Words by Ime Ekpo
Midday Saturday, social media, at most, Twitter, went abrupt as the hashtag #WhiteLivesMatter took a toll on the trending list. The hashtag’s revival was caused by a rally organized by a couple of “White nationalist groups” who are in favor of closed borders and deportations. The protesters claim their reasons for protesting is for “refugee resettlement and immigration in Middle Tennessee.”
The protest took place in Tennessee towns Shelbyville and Murfreesboro, in which opponents reportedly outnumbered the “white nationalists,” and were kept apart from each other by law authorities with riot gear on. Law authorities also moderated the protests, ensuring a sense of “peace” for the communities of Shelbyville and Murfreesboro.
Counter-protesters outnumbered the “white nationalists” by nearly four times at the count of 300. They unapologetically interrupted the speeches of rally speakers with constant chants of “We will replace you”, “Black lives matter”, along with a performance of “Amazing Grace,” Beyoncé songs and a recital of Martin Luther King Jr.’s “I Have a Dream” speech over a PA system.

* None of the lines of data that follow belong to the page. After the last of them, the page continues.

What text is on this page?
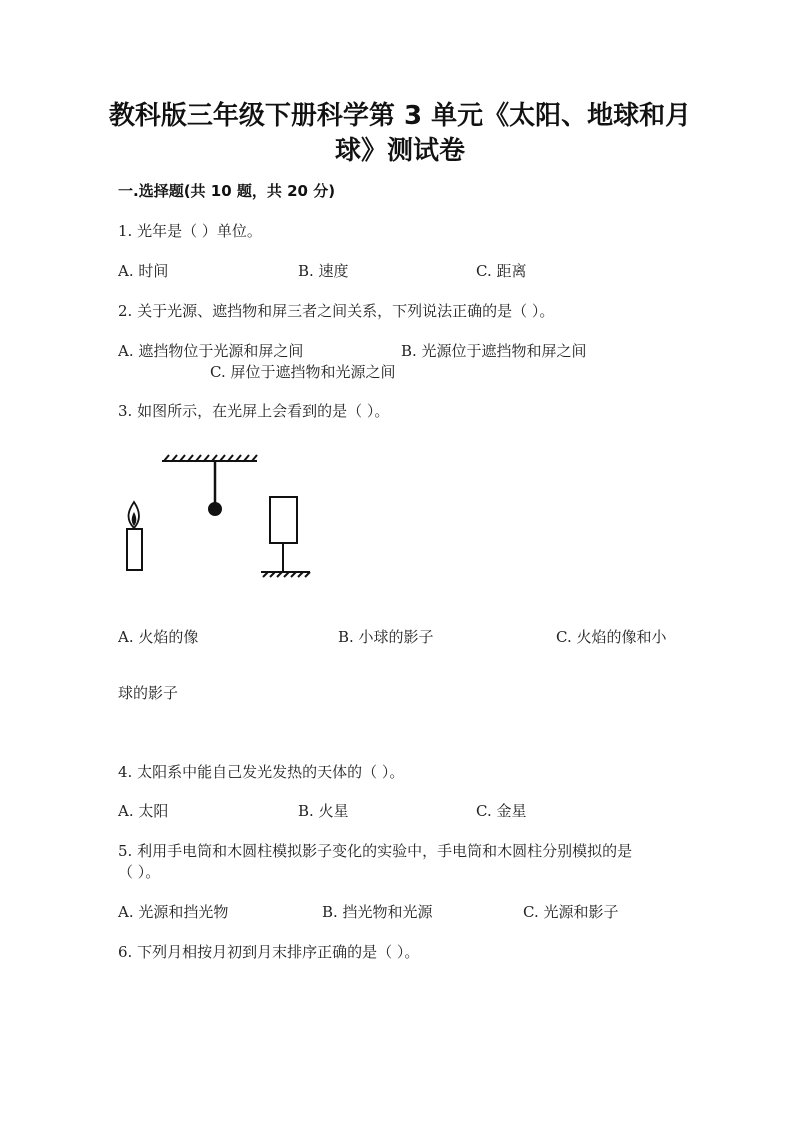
教科版三年级下册科学第 3 单元《太阳、地球和月
球》测试卷
一.选择题(共 10 题，共 20 分)
1. 光年是（ ）单位。
A. 时间	B. 速度	C. 距离
2. 关于光源、遮挡物和屏三者之间关系，下列说法正确的是（ ）。
A. 遮挡物位于光源和屏之间	B. 光源位于遮挡物和屏之间
C. 屏位于遮挡物和光源之间
3. 如图所示，在光屏上会看到的是（ ）。
A. 火焰的像	B. 小球的影子	C. 火焰的像和小
球的影子
4. 太阳系中能自己发光发热的天体的（ ）。
A. 太阳	B. 火星	C. 金星
5. 利用手电筒和木圆柱模拟影子变化的实验中，手电筒和木圆柱分别模拟的是
（ ）。
A. 光源和挡光物	B. 挡光物和光源	C. 光源和影子
6. 下列月相按月初到月末排序正确的是（ ）。
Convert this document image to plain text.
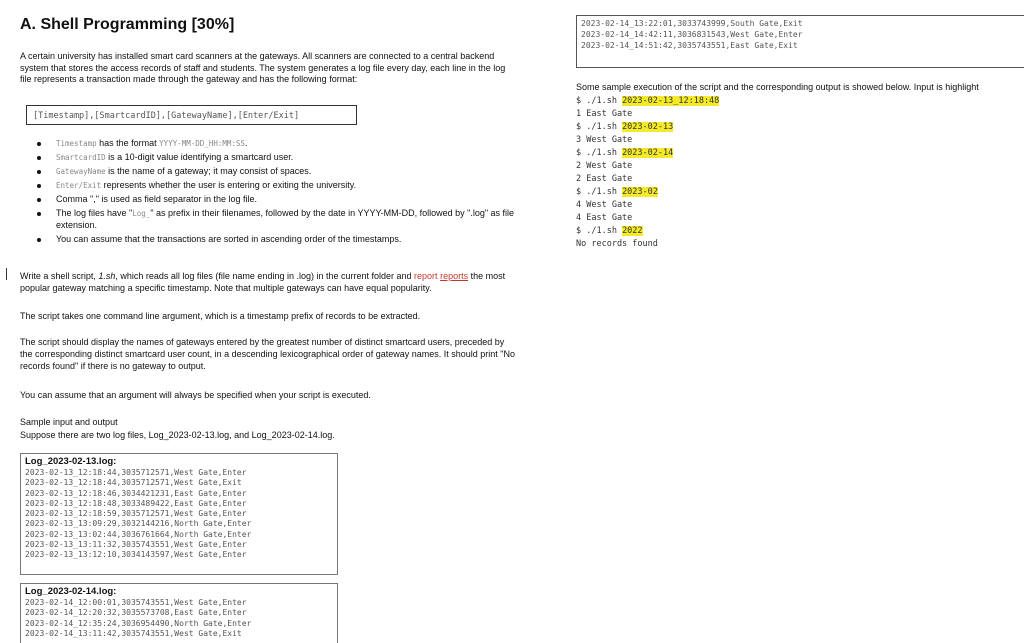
A. Shell Programming [30%]
A certain university has installed smart card scanners at the gateways. All scanners are connected to a central backend system that stores the access records of staff and students. The system generates a log file every day, each line in the log file represents a transaction made through the gateway and has the following format:
[Timestamp],[SmartcardID],[GatewayName],[Enter/Exit]
Timestamp has the format YYYY-MM-DD_HH:MM:SS.
SmartcardID is a 10-digit value identifying a smartcard user.
GatewayName is the name of a gateway; it may consist of spaces.
Enter/Exit represents whether the user is entering or exiting the university.
Comma "," is used as field separator in the log file.
The log files have "Log_" as prefix in their filenames, followed by the date in YYYY-MM-DD, followed by ".log" as file extension.
You can assume that the transactions are sorted in ascending order of the timestamps.
Write a shell script, 1.sh, which reads all log files (file name ending in .log) in the current folder and report reports the most popular gateway matching a specific timestamp. Note that multiple gateways can have equal popularity.
The script takes one command line argument, which is a timestamp prefix of records to be extracted.
The script should display the names of gateways entered by the greatest number of distinct smartcard users, preceded by the corresponding distinct smartcard user count, in a descending lexicographical order of gateway names. It should print "No records found" if there is no gateway to output.
You can assume that an argument will always be specified when your script is executed.
Sample input and output
Suppose there are two log files, Log_2023-02-13.log, and Log_2023-02-14.log.
Log_2023-02-13.log:
2023-02-13_12:18:44,3035712571,West Gate,Enter
2023-02-13_12:18:44,3035712571,West Gate,Exit
2023-02-13_12:18:46,3034421231,East Gate,Enter
2023-02-13_12:18:48,3033489422,East Gate,Enter
2023-02-13_12:18:59,3035712571,West Gate,Enter
2023-02-13_13:09:29,3032144216,North Gate,Enter
2023-02-13_13:02:44,3036761664,North Gate,Enter
2023-02-13_13:11:32,3035743551,West Gate,Enter
2023-02-13_13:12:10,3034143597,West Gate,Enter
Log_2023-02-14.log:
2023-02-14_12:00:01,3035743551,West Gate,Enter
2023-02-14_12:20:32,3035573708,East Gate,Enter
2023-02-14_12:35:24,3036954490,North Gate,Enter
2023-02-14_13:11:42,3035743551,West Gate,Exit
2023-02-14_13:22:01,3033743999,South Gate,Exit
2023-02-14_14:42:11,3036831543,West Gate,Enter
2023-02-14_14:51:42,3035743551,East Gate,Exit
Some sample execution of the script and the corresponding output is showed below. Input is highlight
$ ./1.sh 2023-02-13_12:18:48
1 East Gate
$ ./1.sh 2023-02-13
3 West Gate
$ ./1.sh 2023-02-14
2 West Gate
2 East Gate
$ ./1.sh 2023-02
4 West Gate
4 East Gate
$ ./1.sh 2022
No records found
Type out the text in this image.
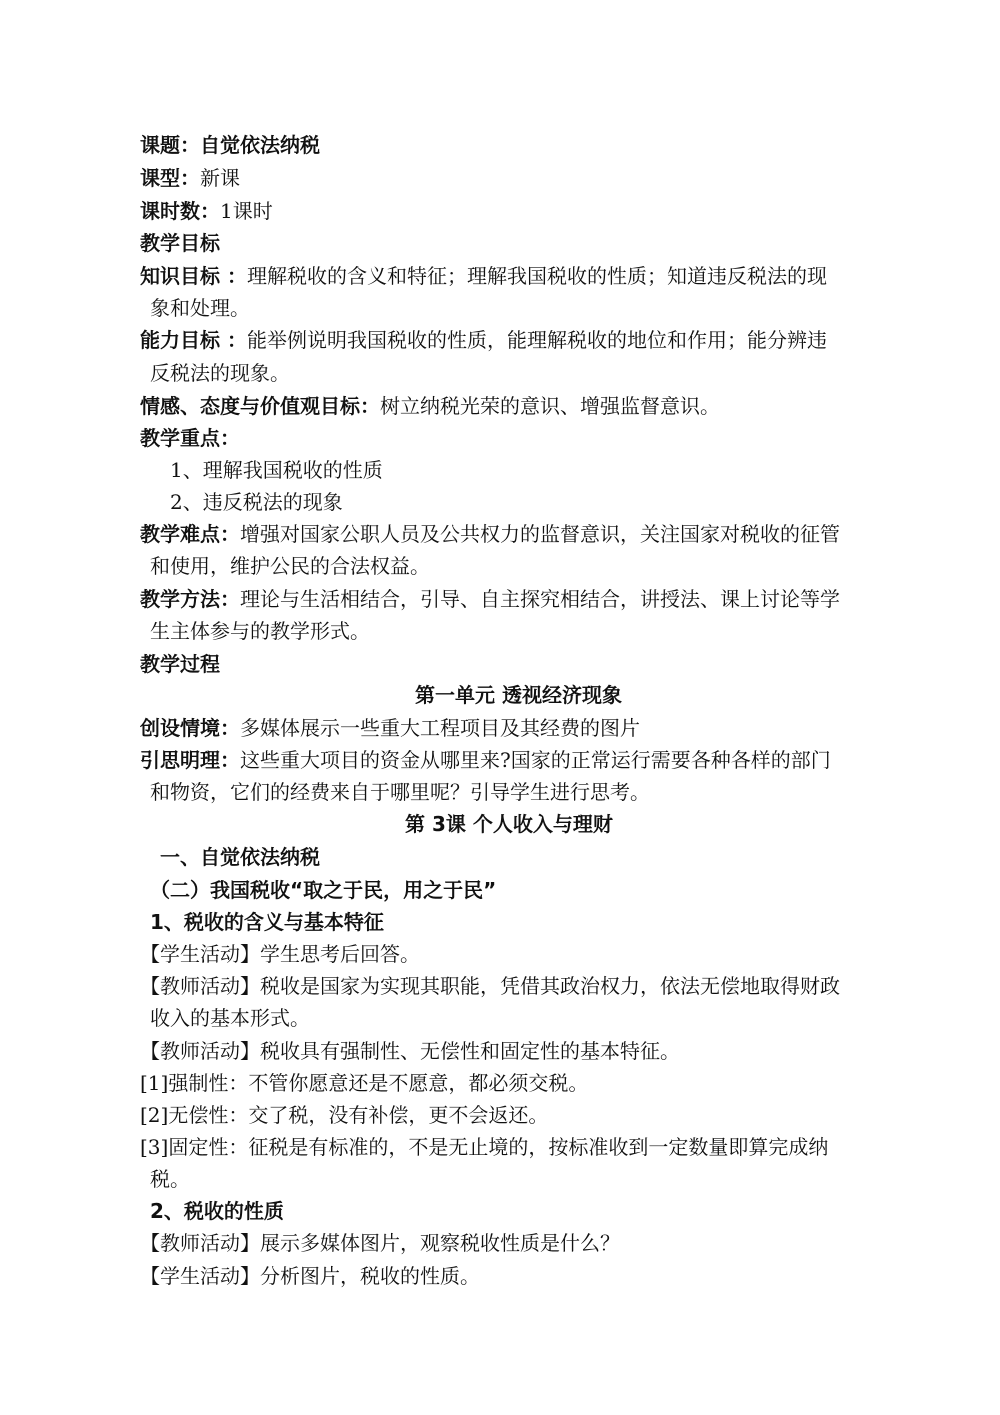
课题：自觉依法纳税
课型：新课
课时数：1课时
教学目标
知识目标 ：理解税收的含义和特征；理解我国税收的性质；知道违反税法的现
象和处理。
能力目标 ：能举例说明我国税收的性质，能理解税收的地位和作用；能分辨违
反税法的现象。
情感、态度与价值观目标：树立纳税光荣的意识、增强监督意识。
教学重点：
1、理解我国税收的性质
2、违反税法的现象
教学难点：增强对国家公职人员及公共权力的监督意识，关注国家对税收的征管
和使用，维护公民的合法权益。
教学方法：理论与生活相结合，引导、自主探究相结合，讲授法、课上讨论等学
生主体参与的教学形式。
教学过程
第一单元 透视经济现象
创设情境：多媒体展示一些重大工程项目及其经费的图片
引思明理：这些重大项目的资金从哪里来?国家的正常运行需要各种各样的部门
和物资，它们的经费来自于哪里呢？引导学生进行思考。
第 3课 个人收入与理财
一、自觉依法纳税
（二）我国税收“取之于民，用之于民”
1、税收的含义与基本特征
【学生活动】学生思考后回答。
【教师活动】税收是国家为实现其职能，凭借其政治权力，依法无偿地取得财政
收入的基本形式。
【教师活动】税收具有强制性、无偿性和固定性的基本特征。
[1]强制性：不管你愿意还是不愿意，都必须交税。
[2]无偿性：交了税，没有补偿，更不会返还。
[3]固定性：征税是有标准的，不是无止境的，按标准收到一定数量即算完成纳
税。
2、税收的性质
【教师活动】展示多媒体图片，观察税收性质是什么？
【学生活动】分析图片，税收的性质。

White supremacist groups, as defined by the Southern Poverty Law Center, The Nationalist Front, League of the South, the Traditionalist Worker Party, the National Socialist Movement and Vanguard America, are organizers of the rallies as reported by USA Today. Demonstrators attempted to chant “White lives matter,” “Jews will not replace us” and Nazi saying “Blood and soil,” but of course, they were vocally overshadowed by counter-protesters.
On Friday, Oct. 27, the governor of Tennessee, Bill Haslam made it clear that white supremacist rallies are not welcome inside of the state of Tennessee. “We want to send a really clear message that these folks are not welcome in Tennessee. If you’re part of the white supremacist movement you’re not somebody that we want in Tennessee.” Haslam tells reporters Friday in Gatlinburg via USA Today.

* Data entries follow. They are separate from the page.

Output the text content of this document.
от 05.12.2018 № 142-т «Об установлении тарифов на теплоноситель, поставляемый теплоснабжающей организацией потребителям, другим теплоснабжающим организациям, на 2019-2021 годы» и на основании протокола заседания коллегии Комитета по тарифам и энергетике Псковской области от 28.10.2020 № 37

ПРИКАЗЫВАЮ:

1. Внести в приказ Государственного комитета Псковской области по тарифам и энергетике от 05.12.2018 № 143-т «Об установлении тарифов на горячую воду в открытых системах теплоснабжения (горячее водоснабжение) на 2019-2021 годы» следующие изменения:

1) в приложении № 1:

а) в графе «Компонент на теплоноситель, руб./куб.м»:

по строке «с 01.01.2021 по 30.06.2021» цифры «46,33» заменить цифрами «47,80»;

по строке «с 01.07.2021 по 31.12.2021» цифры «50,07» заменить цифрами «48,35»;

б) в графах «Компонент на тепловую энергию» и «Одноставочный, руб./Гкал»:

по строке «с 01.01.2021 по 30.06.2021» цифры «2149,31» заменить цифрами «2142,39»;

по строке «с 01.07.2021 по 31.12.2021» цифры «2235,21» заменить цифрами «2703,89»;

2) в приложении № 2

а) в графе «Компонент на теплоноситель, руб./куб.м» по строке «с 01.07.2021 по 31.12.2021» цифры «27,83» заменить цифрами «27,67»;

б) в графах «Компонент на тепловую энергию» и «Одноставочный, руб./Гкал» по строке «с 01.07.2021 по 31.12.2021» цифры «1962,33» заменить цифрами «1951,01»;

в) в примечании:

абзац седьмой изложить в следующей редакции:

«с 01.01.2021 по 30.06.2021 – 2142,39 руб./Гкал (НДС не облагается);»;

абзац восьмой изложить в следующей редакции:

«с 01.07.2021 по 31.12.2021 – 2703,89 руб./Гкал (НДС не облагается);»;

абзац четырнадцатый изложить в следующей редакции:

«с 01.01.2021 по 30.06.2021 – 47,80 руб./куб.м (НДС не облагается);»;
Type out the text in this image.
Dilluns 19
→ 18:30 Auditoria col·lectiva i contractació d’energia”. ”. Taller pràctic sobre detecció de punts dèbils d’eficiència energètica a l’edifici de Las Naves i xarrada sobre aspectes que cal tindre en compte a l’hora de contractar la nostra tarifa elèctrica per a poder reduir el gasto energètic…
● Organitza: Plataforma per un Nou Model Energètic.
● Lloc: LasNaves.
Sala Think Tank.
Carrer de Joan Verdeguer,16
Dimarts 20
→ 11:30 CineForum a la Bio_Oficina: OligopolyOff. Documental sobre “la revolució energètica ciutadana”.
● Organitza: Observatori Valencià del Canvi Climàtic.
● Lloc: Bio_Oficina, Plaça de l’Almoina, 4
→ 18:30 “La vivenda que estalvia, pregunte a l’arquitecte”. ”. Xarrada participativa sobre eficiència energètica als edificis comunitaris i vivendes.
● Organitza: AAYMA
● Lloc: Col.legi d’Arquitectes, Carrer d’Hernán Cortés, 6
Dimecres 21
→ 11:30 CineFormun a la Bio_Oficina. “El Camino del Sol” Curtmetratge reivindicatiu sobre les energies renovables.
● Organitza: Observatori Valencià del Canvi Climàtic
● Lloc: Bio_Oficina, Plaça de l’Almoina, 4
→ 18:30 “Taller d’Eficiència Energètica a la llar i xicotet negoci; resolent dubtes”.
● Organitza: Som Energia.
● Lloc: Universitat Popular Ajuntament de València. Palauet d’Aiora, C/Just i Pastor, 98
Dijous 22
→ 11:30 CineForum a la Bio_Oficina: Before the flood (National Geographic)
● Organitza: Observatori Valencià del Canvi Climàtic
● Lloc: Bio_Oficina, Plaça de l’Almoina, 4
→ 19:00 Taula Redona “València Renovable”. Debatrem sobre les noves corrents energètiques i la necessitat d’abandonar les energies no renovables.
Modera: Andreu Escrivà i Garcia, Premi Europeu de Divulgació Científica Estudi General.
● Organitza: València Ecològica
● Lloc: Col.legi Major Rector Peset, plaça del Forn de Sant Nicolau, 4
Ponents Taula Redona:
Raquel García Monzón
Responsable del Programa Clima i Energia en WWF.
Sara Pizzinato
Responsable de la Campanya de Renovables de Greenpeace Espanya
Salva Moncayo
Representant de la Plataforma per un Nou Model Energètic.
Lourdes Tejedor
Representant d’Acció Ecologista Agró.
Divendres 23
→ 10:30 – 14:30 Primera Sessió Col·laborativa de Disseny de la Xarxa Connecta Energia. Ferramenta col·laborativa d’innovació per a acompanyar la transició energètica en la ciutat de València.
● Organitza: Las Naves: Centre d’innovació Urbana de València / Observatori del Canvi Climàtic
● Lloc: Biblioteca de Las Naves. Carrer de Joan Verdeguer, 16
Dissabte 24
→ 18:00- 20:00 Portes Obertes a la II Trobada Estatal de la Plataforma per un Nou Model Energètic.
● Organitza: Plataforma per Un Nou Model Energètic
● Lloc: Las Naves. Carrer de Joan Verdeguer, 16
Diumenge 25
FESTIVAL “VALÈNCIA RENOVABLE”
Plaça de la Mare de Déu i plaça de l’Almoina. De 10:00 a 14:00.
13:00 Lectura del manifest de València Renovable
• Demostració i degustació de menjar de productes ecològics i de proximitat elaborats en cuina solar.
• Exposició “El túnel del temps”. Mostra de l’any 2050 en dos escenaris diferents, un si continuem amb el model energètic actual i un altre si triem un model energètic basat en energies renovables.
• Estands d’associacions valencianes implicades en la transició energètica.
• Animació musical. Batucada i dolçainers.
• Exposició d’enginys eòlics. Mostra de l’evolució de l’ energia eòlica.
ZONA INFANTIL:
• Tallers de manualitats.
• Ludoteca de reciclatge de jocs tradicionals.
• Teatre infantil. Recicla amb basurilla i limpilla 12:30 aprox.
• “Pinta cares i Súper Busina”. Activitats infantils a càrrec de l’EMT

One of the rally’s main speakers, Matthew Heimbach, plead guilty to assaulting a Black woman at a Trump rally earlier this year in July. Another participant of the white lives matter rally was Michael Tubbs, a man who spent four years in prison post performing theft of military equipment and plotting to bomb Black and Jewish owned businesses in Jacksonville, Florida.